Now for the Real Shock Doctrine

Frontier Centre, Role of Government, Think Tanks, Uncategorized, Worth A Look

As is now well known, Barack Obama’s new Chief of Staff, Rahm Emanuel, told a Wall Street Journal conference last week that, “You never want a serious crisis to go to waste.” He added, his eye on the worsening financial environment, that “This crisis provides the opportunity for us to do things that you could not do before.” President-elect Obama appears to be taking the crisis strategy to heart. Announcing his economic team yesterday, Mr. Obama spoke of an economic crisis of “historic proportions” that requires immediate response: “If we do not act swiftly and boldly, most experts believe we could lose millions of jobs next year.”

The crisis mentality, the idea that disasters should be seized and used as springboards for the imposition of radical ideas, appears to be gaining favour in all circles. In an economic and financial meltdown, it’s time to bring in those languishing policy ideas — radical labour reform, ratchet up government spending, nationalize industries, roll-out energy controls, re-regulate banking and industry, socialize health care, turn the economy over to the carbon police. “Now is the time to confront the challenge of [carbon emissions and climate change] once and for all,” said Mr. Obama last week. “Delay is no longer an option. Denial is no longer acceptable.”

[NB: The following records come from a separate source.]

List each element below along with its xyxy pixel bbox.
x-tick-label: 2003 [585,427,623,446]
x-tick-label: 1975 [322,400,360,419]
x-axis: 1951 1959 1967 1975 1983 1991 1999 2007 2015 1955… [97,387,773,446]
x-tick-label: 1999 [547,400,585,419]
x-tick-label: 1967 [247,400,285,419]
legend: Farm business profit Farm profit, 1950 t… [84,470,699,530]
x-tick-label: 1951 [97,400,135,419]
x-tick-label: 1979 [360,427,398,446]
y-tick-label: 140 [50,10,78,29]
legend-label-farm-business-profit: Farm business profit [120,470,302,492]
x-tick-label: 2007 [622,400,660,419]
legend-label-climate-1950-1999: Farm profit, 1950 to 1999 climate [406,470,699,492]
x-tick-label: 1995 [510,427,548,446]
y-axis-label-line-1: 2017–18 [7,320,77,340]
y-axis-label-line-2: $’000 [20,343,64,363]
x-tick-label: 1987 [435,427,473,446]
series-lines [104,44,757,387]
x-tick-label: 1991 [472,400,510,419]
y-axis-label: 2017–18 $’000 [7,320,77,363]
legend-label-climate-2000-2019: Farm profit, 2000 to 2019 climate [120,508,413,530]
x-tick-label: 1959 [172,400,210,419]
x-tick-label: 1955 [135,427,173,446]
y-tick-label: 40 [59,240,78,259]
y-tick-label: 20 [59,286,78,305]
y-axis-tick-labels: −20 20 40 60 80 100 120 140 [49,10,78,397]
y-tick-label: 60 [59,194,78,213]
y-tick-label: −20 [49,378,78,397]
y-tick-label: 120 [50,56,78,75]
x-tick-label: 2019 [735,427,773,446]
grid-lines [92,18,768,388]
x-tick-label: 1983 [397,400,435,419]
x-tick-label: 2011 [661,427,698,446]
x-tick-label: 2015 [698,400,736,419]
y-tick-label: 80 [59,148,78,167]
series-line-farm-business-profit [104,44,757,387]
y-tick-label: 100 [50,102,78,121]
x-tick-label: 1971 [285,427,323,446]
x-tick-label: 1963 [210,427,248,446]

But wait a minute. Haven’t we heard all this before? Isn’t cashing in on crisis supposed to have been George W. Bush’s game, with the evil Dick Cheney at his side and propped up by the crisis-mongering cabal of capitalist free-market running dogs from the Chicago School, the Milton Friedmanites? Isn’t this Naomi Klein’s The Shock Doctrine actually being implemented — not by the right but by the left?

Looks like it to me, which is perhaps why we haven’t heard too much criticism from the left on the emergence of Barack Obama as the world’s leading practitioner of the art of disasterism. Ms. Klein reached hard to paint President Bush as a ruthless crisis monger. He invaded Iraq after 9/11 because it was something his administration’s key advisors (and his father?) always wanted to do. The War on Terror was a pretext for privatization and security controls. Hurricane Katrina turned into a great opportunity to roll-back labour standards, close public housing and privatize schools in New Orleans. Free trade was foisted on Americans by politicians during economic turmoil.

All that was deplorable when the Bush administration seemed to be doing it, but it’s OK on the left now when their man is talking about turning the current economic crisis into an open pit for every policy intervention sitting in the filing cabinets of liberal think-tanks and Democrats in Congress. It’s apparently just fine to cash in on a crisis if the initiatives are the ones you want.

In the wildest reaches of her shock doctrine theories, Ms. Klein seemed to be saying that the capitalists almost deliberately created crises so that they could turn them into vehicles for market reforms, free trade and privatization. “The fundamentalist form of capitalism has always needed disasters to advance.”

But the idea that capitalism creates its own disasters to advance its cause seems to fall apart in the wake of the current economic meltdown. The very strategy Ms. Klein pinned on the late Nobel economist Milton Friedman and capitalism turns out instead to be the modus operandi of the Obama interventionists. She said of Mr. Friedman, as the creator of the “disaster capitalism complex,” that his aim was to overthrow the Keynesian policies and welfare structures that pushed government deeper and deeper into economic control. “Some people stockpile canned goods and water in preparation for major disasters; Friedmanites stockpile free-market ideas.”

As it turns out, the Friedmanites warehouse of market ideas — privatization, deregulation, market forces — currently look to be no match for the massive underground Doctor No storehouse of liberal, leftist and socialist schemes being hauled to the surface by the Obamaites.

Americans don’t like to have the word “socialism” attached to their governments; that’s for lesser, backwater nations like Canada, France, Peru and the old Yugoslavia. The United States, as CNN likes to see it, is a capitalist country, even as its politicians rush to bring in a rash of Keynesian interventions and state controls.

If socialism is defined as a centrally planned economy in which the government controls all means of production, America isn’t there yet. But the Obama agenda, from health care to energy policy to the auto industry, is certainly built around the idea that government control of the means of production is the answer to America’s economic and social ills.

Even under President Bush, as the financial crisis deepened, little thought appears to have been given to the government’s creeping nationalization of banks and the financial markets, which continued yesterday with the bailout of Citigroup. Mr. Bush speaks proudly of his dedication to free markets and capitalism, but he clearly — contrary to the nonsense claims of Ms. Klein — has never been in the business of promoting Friedmanite capitalism.

As we are now witnessing, Klein’s disaster capitalist complex is a mythical creation, the shock doctrine of disaster capitalism an artificial construct. Disaster capitalism never got off the ground. From Russia to Canada to Europe and the United States under Franklin D. Roosevelt’s New Deal, there isn’t a country in the world that hasn’t undergone the experience of a political takeover by the left on the wave of a crisis.

What is unfolding before us is a classic enactment of disaster socialism.